Whiskey samples were analyzed neat at bottling proof, in triplicate and randomized. A Molecular Feature Extractor algorithm detected features in the LC/MS data. Mass Profiler Professional aligned masses and retention times, and principal component analysis (PCA) visualized grouping patterns. Compound identification used MS/MS spectra matched against the Agilent Metlin Personal Compound Database and Library and literature references.

Used Instrumentation

• Agilent 1290 Infinity UHPLC System with ZORBAX Eclipse Plus RRHD C18 column (5 cm × 2.1 mm, 1.8 µm) at 60 °C, 0.6 mL/min flow, 12-minute gradient.
• Agilent 6530 Q-TOF LC/MS in negative electrospray mode, mass range m/z 75–1 500, acquisition at 3 spectra/sec, with automated MS/MS at 20 eV.
• Agilent MassHunter Qualitative Analysis Software v6.00 and Mass Profiler Professional v12.6.1.

Main Results and Discussion

• Initial profiling detected ~7 600 features, reduced to 3 100 after replicate filtering and to 266 by presence across whiskey types. A final ANOVA filter (p < 0.05) yielded 40 discriminating compounds.
• PCA differentiated bourbon, rye, and Tennessee whiskeys; Tennessee samples largely separated from bourbon and rye. Smaller rye producers showed stronger separation from bourbons.
• Among six major bourbon producers, Producer 4 samples formed a distinct cluster in PCA, indicating unique compound profiles.
• Aging differentiation used 33 samples grouped by barrel age (< 4 years, 4–8 years, > 8 years). Young whiskeys were separated from older ones, though intermediate and oldest groups overlapped partially.
• Key markers for young whiskeys included C8–C12 fatty acids and phenolic aldehydes; longer-aged whiskeys showed C18–C20 fatty acids, syringaldehyde, ellagic acid, and vanillin.

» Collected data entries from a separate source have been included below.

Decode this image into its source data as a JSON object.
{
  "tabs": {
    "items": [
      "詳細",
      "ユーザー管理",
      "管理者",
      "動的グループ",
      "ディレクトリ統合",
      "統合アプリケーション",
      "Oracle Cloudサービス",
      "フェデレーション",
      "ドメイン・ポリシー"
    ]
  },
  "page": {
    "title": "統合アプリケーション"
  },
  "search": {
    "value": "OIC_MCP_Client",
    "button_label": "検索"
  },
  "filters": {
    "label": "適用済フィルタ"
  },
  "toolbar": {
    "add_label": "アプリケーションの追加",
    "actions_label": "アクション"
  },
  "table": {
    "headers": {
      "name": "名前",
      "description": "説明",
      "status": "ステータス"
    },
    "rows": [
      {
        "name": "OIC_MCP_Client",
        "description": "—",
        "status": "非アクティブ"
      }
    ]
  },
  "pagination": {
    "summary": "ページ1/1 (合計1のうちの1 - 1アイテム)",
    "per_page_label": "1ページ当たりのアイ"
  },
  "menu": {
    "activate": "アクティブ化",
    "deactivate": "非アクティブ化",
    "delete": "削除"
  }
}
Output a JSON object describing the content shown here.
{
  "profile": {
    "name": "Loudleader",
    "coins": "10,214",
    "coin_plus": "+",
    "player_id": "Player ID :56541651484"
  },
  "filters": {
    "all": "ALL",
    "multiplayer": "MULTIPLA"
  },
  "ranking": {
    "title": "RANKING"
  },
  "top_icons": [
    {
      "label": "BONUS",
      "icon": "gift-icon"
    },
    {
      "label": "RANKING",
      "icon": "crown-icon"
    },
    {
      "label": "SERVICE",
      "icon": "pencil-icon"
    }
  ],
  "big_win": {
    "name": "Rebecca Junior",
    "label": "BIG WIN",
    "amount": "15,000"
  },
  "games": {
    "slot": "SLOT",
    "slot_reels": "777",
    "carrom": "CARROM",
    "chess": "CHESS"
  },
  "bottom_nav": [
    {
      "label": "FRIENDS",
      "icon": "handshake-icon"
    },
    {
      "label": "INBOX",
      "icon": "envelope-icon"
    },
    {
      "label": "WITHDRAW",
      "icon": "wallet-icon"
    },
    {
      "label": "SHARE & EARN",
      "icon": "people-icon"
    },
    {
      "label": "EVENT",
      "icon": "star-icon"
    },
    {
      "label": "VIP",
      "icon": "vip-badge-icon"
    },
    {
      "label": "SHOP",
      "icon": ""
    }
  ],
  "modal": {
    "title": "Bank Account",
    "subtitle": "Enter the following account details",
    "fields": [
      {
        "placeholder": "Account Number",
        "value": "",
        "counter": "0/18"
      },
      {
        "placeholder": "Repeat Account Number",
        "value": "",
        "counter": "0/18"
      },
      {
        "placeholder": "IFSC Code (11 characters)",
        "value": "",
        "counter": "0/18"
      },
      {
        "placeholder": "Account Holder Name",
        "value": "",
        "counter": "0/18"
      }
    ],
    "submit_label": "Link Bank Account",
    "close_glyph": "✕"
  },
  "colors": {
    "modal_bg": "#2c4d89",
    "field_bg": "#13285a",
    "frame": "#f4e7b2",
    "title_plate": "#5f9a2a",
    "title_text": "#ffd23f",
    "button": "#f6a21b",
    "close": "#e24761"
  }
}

Benefits and Practical Applications

This non-targeted UHPLC/Q-TOF approach enables rapid (< 12 min) chemical profiling without sample preparation. Identified marker compounds support:

• Authentication and fraud prevention.
• Quality control and batch consistency monitoring.
• Process optimization by tracking chemical changes during aging.

Future Trends and Potential Applications

• Expansion of high-resolution spectral libraries for broader metabolite coverage.
• Development of targeted assays for routine monitoring of marker compounds.
• Application to other distilled spirits and fermented beverages.
• Integration with sensory data and chemometric modeling for flavor prediction.

Conclusion

The combined UHPLC/Q-TOF and multivariate analysis workflow provides an effective, high-throughput tool for detailed whiskey profiling. It discriminates product types, producer signatures, and aging effects, offering a robust platform for authenticity verification and quality assurance in the whiskey industry.

References

• 1. Collins TS, Zweigenbaum J, Ebeler SE. Profiling of nonvolatiles in whiskeys using UHPLC-QTOF MS. Food Chemistry. 2014;163:186–196.
• 2. MacNamara K, Dabrowska D, Baden M, Helle N. Advances in the ageing chemistry of distilled spirits distilled in oak barrels. LC/GC. 2011;14:6–22.